Question

Data on investments in the​ high-tech industry by venture capitalists are compiled by a corporation. A random sample of 18​venture-capital investments in a certain business sector yielded the accompanying​ data, in millions of dollars. Determine and interpret a 95​%confidence interval for the mean​ amount, mu​,of all​ venture-capital investments in this business sector.

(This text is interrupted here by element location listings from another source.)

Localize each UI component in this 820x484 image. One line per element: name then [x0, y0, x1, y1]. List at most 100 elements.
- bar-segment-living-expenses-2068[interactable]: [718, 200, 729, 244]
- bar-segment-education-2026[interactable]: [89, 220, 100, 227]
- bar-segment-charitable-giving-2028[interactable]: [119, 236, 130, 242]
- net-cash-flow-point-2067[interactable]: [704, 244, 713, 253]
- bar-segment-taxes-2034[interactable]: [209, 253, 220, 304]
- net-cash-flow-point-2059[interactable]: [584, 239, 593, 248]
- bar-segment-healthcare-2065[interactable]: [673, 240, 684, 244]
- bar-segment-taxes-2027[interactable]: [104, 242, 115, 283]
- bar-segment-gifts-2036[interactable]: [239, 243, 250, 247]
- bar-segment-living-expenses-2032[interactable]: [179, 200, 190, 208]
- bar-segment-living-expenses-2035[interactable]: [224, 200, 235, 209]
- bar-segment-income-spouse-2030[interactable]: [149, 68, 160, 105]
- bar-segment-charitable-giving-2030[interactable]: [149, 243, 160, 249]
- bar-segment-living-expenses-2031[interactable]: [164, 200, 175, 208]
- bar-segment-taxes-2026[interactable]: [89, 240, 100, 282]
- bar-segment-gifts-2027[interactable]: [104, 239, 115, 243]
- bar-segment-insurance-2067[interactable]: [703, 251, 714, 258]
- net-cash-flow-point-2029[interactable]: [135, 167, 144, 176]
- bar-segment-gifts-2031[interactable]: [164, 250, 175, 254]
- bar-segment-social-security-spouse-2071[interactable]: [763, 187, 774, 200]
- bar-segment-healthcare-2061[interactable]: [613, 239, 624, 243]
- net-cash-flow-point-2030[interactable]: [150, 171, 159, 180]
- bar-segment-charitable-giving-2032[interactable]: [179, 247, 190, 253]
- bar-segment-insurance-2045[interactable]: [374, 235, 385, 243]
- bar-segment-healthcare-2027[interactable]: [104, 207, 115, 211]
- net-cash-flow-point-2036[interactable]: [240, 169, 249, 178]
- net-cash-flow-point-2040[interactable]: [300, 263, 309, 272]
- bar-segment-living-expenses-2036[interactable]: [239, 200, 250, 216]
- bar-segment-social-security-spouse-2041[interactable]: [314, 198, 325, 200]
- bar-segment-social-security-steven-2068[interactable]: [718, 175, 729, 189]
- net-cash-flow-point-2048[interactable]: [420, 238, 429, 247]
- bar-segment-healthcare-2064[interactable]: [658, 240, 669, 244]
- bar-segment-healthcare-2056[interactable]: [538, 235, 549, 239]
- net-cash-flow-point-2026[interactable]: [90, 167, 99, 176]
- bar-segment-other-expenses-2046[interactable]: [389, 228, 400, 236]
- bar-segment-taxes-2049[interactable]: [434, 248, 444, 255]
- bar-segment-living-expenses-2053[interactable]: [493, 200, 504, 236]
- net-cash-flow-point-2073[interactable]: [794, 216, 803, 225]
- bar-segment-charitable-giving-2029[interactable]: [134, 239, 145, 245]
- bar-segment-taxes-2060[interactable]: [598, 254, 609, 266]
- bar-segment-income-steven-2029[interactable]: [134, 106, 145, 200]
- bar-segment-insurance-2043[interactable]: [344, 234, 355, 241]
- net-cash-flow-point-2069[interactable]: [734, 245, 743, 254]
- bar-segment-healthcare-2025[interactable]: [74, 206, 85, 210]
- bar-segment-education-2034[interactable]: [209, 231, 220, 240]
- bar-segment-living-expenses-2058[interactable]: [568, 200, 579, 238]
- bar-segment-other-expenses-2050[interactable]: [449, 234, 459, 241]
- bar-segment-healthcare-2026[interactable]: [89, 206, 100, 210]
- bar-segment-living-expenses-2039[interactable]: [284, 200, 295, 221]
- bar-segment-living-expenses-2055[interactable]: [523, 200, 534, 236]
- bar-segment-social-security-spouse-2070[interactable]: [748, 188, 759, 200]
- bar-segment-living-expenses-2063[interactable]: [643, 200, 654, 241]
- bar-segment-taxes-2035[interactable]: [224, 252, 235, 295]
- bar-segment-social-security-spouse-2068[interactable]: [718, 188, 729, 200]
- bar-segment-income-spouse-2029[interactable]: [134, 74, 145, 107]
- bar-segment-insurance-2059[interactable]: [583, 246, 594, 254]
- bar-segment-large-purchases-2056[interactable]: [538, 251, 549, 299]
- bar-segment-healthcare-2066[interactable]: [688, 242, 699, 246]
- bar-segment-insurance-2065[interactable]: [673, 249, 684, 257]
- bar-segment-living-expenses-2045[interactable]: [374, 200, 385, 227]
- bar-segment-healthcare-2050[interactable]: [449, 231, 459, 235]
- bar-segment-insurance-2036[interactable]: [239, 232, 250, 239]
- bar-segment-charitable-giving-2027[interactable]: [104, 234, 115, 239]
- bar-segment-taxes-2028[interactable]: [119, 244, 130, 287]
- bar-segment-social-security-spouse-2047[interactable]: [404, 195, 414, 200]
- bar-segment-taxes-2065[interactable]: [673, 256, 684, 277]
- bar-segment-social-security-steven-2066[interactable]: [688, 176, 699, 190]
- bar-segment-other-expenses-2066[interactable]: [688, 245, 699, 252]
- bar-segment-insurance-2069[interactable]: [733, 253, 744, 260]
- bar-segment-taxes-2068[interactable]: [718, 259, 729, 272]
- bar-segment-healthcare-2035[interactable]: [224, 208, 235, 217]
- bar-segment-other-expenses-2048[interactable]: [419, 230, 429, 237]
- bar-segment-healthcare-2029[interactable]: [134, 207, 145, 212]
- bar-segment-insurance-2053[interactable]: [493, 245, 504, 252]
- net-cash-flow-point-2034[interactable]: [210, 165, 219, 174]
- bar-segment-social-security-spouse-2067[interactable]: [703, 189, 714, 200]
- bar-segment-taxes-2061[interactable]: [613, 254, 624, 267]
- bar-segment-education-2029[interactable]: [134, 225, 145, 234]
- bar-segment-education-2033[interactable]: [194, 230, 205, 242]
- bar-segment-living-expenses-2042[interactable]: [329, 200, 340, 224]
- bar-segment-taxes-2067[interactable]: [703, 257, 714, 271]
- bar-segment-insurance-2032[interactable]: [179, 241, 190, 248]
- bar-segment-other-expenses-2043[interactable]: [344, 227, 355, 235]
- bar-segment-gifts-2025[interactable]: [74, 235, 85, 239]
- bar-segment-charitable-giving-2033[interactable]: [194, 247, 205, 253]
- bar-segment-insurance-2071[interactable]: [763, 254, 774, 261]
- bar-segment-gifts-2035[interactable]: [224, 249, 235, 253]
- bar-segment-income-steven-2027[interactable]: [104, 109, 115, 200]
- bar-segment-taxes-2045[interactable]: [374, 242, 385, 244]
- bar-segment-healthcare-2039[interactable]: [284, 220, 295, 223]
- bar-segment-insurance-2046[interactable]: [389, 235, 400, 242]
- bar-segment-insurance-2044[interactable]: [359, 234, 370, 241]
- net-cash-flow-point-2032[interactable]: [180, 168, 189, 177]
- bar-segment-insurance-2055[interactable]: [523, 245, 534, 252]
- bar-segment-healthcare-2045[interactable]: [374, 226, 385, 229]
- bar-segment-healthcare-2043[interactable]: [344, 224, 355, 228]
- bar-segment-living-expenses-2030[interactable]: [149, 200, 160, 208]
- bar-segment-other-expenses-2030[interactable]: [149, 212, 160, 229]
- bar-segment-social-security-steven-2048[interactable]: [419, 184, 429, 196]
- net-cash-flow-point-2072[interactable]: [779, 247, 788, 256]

Assume that the population standard deviation is ​$1.70million.​ (Note: The sum of the data is ​$102.52​million.)

Answer 1

Answer:

$4.911  million or  $6.481 million

Thus, we are 95% confident that the mean amount of all venture-capital investments in the high-tech industry is somewhere between $4.911 million and $6.481 million.

Step-by-step explanation:

Given that:

sample size n = 18

standard deviation σ = 1.70

confidence interval = 95%

Sample mean $\overline x =\dfrac{ \sum x }{n}$

$\overline x =\dfrac{ 102.52 }{18}$

$\overline x =$ 5.696

The level of significance = 1 - C.I

= 1 - 0.95

= 0.05

The critical value of $Z_{\alpha/2} = Z_{0.025} = 1.960$ from the Z tables

The 95% C.I for the mean is;

$= \overline x \pm Z_{\alpha/2} \times \dfrac{\sigma}{\sqrt{n}}$

$=5.696 \pm 1.960 \times \dfrac{1.70}{\sqrt{18}}$

$=5.696 \pm 1.960 \times \dfrac{1.70}{4.243}$

$=5.696 \pm 1.960 \times 0.4007$

= 5.696 ± 0.785372

= (5.696 - 0.785372 , 5.696 + 0.785372 )

= ( 4.910628 , 6.481372  )

≅ $4.911  million or  $6.481 million.

Thus, we are 95% confident that the mean amount of all venture-capital investments in the high-tech industry is somewhere between $4.911 million and $6.481 million.